◆リリーバー転向で評価は急上昇
思えば、佐々木のルーキーシーズンは苦難の連続だった。東京での開幕シリーズでローテーション入りを果たすも、日本とは異なる環境に大苦戦。持ち前のフォーシームがその威力を失っただけでなく、制球難にも苦しみ、レギュラーシーズンはわずか36回1/3で6被弾。ロッテ時代の自己ワースト2022年の7被弾(129回1/3)に並ぶ勢いだった。また、5月には右肩にインピンジメント症候群を発症。1年目は8試合に先発しただけで、長期離脱を強いられた。
佐々木は長いリハビリ期間中もメジャーに帯同。マイナーで実戦復帰を果たしたのは8月中旬だった。しかし、リハビリ登板の位置づけで臨んだマイナーの試合でも、制球難やフォーシームの球威不足は相変わらず。今季中のメジャー復帰は絶望的とみられた。

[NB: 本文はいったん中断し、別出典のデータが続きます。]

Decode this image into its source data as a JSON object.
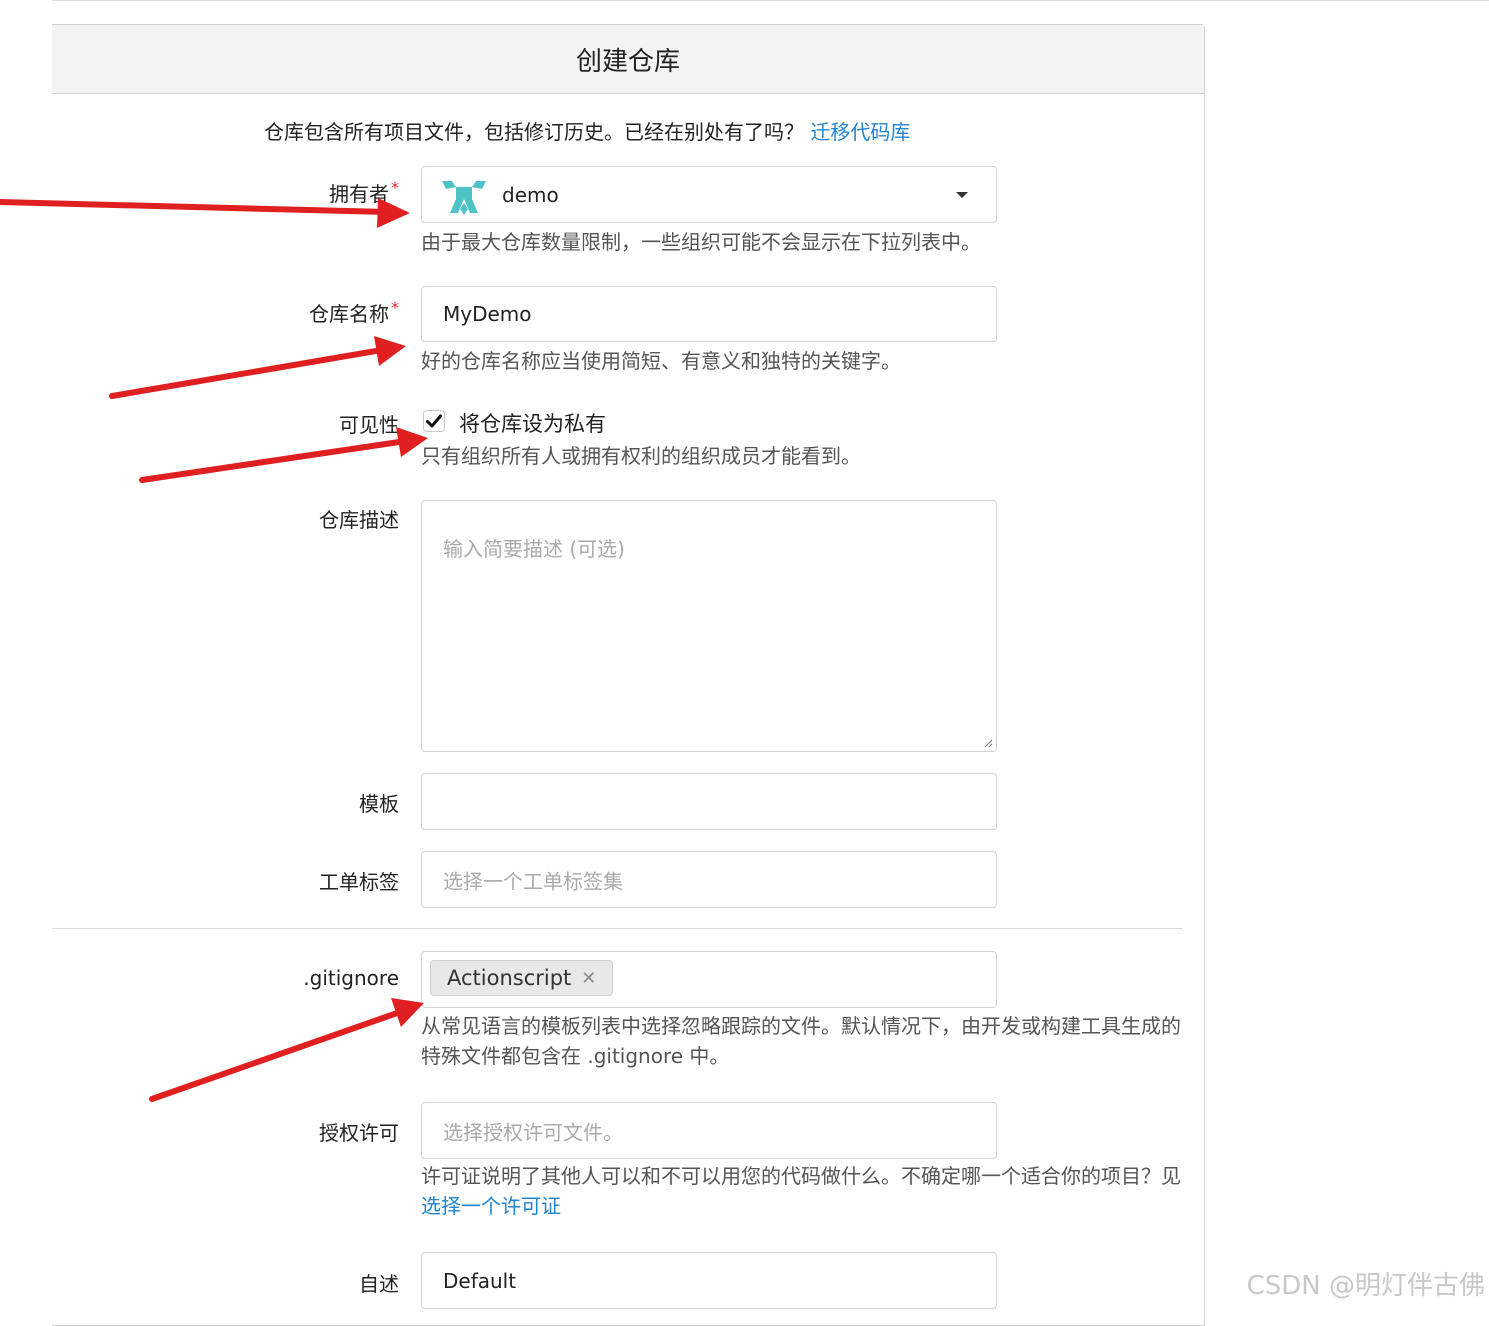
{
  "page": {
    "title": "创建仓库",
    "intro_text": "仓库包含所有项目文件，包括修订历史。已经在别处有了吗？",
    "intro_link": "迁移代码库"
  },
  "form": {
    "owner": {
      "label": "拥有者",
      "required_mark": "*",
      "value": "demo",
      "help": "由于最大仓库数量限制，一些组织可能不会显示在下拉列表中。"
    },
    "repo_name": {
      "label": "仓库名称",
      "required_mark": "*",
      "value": "MyDemo",
      "help": "好的仓库名称应当使用简短、有意义和独特的关键字。"
    },
    "visibility": {
      "label": "可见性",
      "checkbox_label": "将仓库设为私有",
      "checked": true,
      "help": "只有组织所有人或拥有权利的组织成员才能看到。"
    },
    "description": {
      "label": "仓库描述",
      "placeholder": "输入简要描述 (可选)"
    },
    "template": {
      "label": "模板",
      "value": ""
    },
    "issue_labels": {
      "label": "工单标签",
      "placeholder": "选择一个工单标签集"
    },
    "gitignore": {
      "label": ".gitignore",
      "tag": "Actionscript",
      "remove_glyph": "✕",
      "help": "从常见语言的模板列表中选择忽略跟踪的文件。默认情况下，由开发或构建工具生成的特殊文件都包含在 .gitignore 中。"
    },
    "license": {
      "label": "授权许可",
      "placeholder": "选择授权许可文件。",
      "help": "许可证说明了其他人可以和不可以用您的代码做什么。不确定哪一个适合你的项目？见",
      "help_link": "选择一个许可证"
    },
    "readme": {
      "label": "自述",
      "value": "Default"
    }
  },
  "watermark": "CSDN @明灯伴古佛",
  "colors": {
    "link": "#2185d0",
    "required": "#db2828",
    "annotation_arrow": "#e02020",
    "avatar": "#4fc3c8"
  },
  "icons": {
    "owner_avatar": "identicon-avatar",
    "dropdown": "caret-down-icon",
    "checkbox": "checkmark-icon",
    "tag_remove": "close-icon"
  }
}
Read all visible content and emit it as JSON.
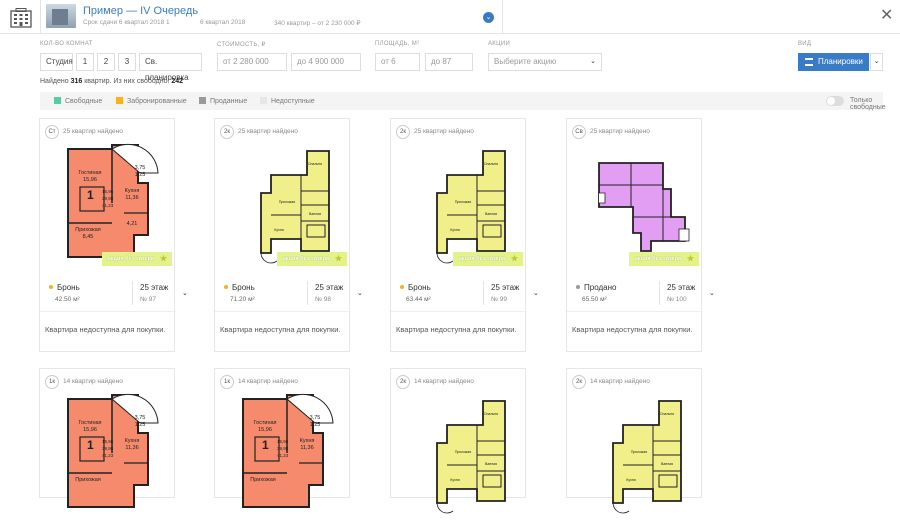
{
  "header": {
    "title": "Пример — IV Очередь",
    "deadline": "Срок сдачи 6 квартал 2018 1",
    "quarter": "6 квартал 2018",
    "flats": "340 квартир – от 2 230 000 ₽"
  },
  "filters": {
    "rooms_label": "КОЛ-ВО КОМНАТ",
    "rooms": [
      "Студия",
      "1",
      "2",
      "3",
      "Св. планировка"
    ],
    "price_label": "СТОИМОСТЬ, ₽",
    "price_from": "от  2 280 000",
    "price_to": "до  4 900 000",
    "area_label": "ПЛОЩАДЬ, М²",
    "area_from": "от  6",
    "area_to": "до  87",
    "promo_label": "АКЦИИ",
    "promo_placeholder": "Выберите акцию",
    "view_label": "ВИД",
    "view_button": "Планировки"
  },
  "found": {
    "prefix": "Найдено",
    "total": "316",
    "middle": "квартир. Из них свободно:",
    "free": "242"
  },
  "legend": {
    "items": [
      {
        "label": "Свободные",
        "color": "#5cc8a5"
      },
      {
        "label": "Забронированные",
        "color": "#f5b323"
      },
      {
        "label": "Проданные",
        "color": "#9a9a9a"
      },
      {
        "label": "Недоступные",
        "color": "#e6e6e6"
      }
    ],
    "toggle_label": "Только свободные"
  },
  "cards": [
    {
      "badge": "Ст",
      "count": "25 квартир найдено",
      "plan": "orange",
      "promo": "акция без тизера",
      "status": "Бронь",
      "status_color": "#f5b323",
      "area": "42.50 м²",
      "floor": "25 этаж",
      "num": "№ 97",
      "note": "Квартира недоступна для покупки.",
      "label1": "Гостиная",
      "val1": "15,96",
      "label2": "Кухня",
      "val2": "11,36",
      "label3": "Прихожая",
      "val3": "8,45",
      "s1": "3,75",
      "s2": "1,25",
      "s3": "4,21",
      "k1": "15,96",
      "k2": "39,98",
      "k3": "41,23"
    },
    {
      "badge": "2к",
      "count": "25 квартир найдено",
      "plan": "yellow",
      "promo": "акция без тизера",
      "status": "Бронь",
      "status_color": "#f5b323",
      "area": "71.20 м²",
      "floor": "25 этаж",
      "num": "№ 98",
      "note": "Квартира недоступна для покупки."
    },
    {
      "badge": "2к",
      "count": "25 квартир найдено",
      "plan": "yellow",
      "promo": "акция без тизера",
      "status": "Бронь",
      "status_color": "#f5b323",
      "area": "63.44 м²",
      "floor": "25 этаж",
      "num": "№ 99",
      "note": "Квартира недоступна для покупки."
    },
    {
      "badge": "Св",
      "count": "25 квартир найдено",
      "plan": "pink",
      "promo": "акция без тизера",
      "status": "Продано",
      "status_color": "#9a9a9a",
      "area": "65.50 м²",
      "floor": "25 этаж",
      "num": "№ 100",
      "note": "Квартира недоступна для покупки."
    },
    {
      "badge": "1к",
      "count": "14 квартир найдено",
      "plan": "orange",
      "label1": "Гостиная",
      "val1": "15,96",
      "label2": "Кухня",
      "val2": "11,36",
      "label3": "Прихожая",
      "s1": "3,75",
      "s2": "1,25",
      "k1": "15,96",
      "k2": "39,98",
      "k3": "41,23"
    },
    {
      "badge": "1к",
      "count": "14 квартир найдено",
      "plan": "orange",
      "label1": "Гостиная",
      "val1": "15,96",
      "label2": "Кухня",
      "val2": "11,36",
      "label3": "Прихожая",
      "s1": "3,75",
      "s2": "1,25",
      "k1": "15,96",
      "k2": "39,98",
      "k3": "41,23"
    },
    {
      "badge": "2к",
      "count": "14 квартир найдено",
      "plan": "yellow"
    },
    {
      "badge": "2к",
      "count": "14 квартир найдено",
      "plan": "yellow"
    }
  ]
}
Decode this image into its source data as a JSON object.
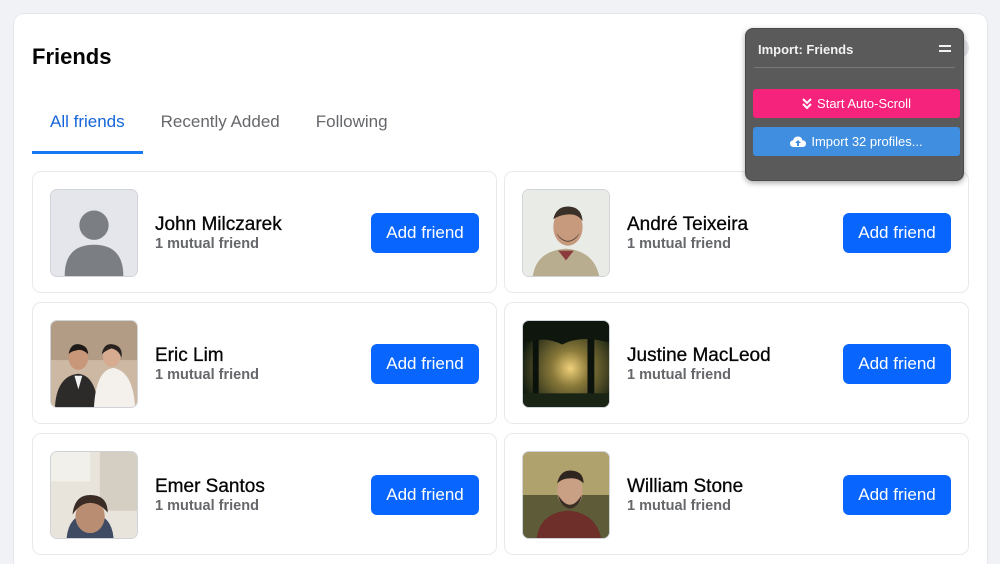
{
  "page": {
    "title": "Friends"
  },
  "tabs": [
    {
      "label": "All friends",
      "active": true
    },
    {
      "label": "Recently Added",
      "active": false
    },
    {
      "label": "Following",
      "active": false
    }
  ],
  "friends": [
    {
      "name": "John Milczarek",
      "mutual": "1 mutual friend",
      "button": "Add friend",
      "avatar": "default-avatar"
    },
    {
      "name": "André Teixeira",
      "mutual": "1 mutual friend",
      "button": "Add friend",
      "avatar": "photo-man-laughing"
    },
    {
      "name": "Eric Lim",
      "mutual": "1 mutual friend",
      "button": "Add friend",
      "avatar": "photo-wedding-couple"
    },
    {
      "name": "Justine MacLeod",
      "mutual": "1 mutual friend",
      "button": "Add friend",
      "avatar": "photo-forest-sunlight"
    },
    {
      "name": "Emer Santos",
      "mutual": "1 mutual friend",
      "button": "Add friend",
      "avatar": "photo-woman-selfie"
    },
    {
      "name": "William Stone",
      "mutual": "1 mutual friend",
      "button": "Add friend",
      "avatar": "photo-man-bearded"
    }
  ],
  "import_panel": {
    "title": "Import: Friends",
    "scroll_button": "Start Auto-Scroll",
    "import_button": "Import 32 profiles..."
  },
  "colors": {
    "accent": "#0866ff",
    "tab_active": "#1565d8",
    "scroll_button": "#f5237c",
    "import_button": "#3f8ee0",
    "import_panel": "#5a5a5a"
  }
}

ところが、チーム事情もあってマイナーでリリーバーとしてテスト起用されると、2試合を零封。レギュラーシーズン終了間際にメジャー昇格後も新たな役割をほぼ完璧にこなし、ワイルドカードシリーズのロースター入りを勝ち取った。
◆佐々木朗希が示した守護神の資質
考えてみれば、佐々木が持ち味とするフォーシームとスプリットのコンビネーションは、まさにクローザー向き。奪三振率の高さも相まって、地区シリーズ以降は新・守護神として起用されることになるはずだ。その佐々木とドジャースが、5日(日本時間)から始まる地区シリーズで対峙するのがフィリーズである。
フィリーズは、レギュラーシーズンでドジャースを上回る勝率をマークし、ナ・リーグの第2シードを獲得。先発投手陣の防御率はドジャースの3.69を上回る3.53とローテーションが強みの一つとなっている。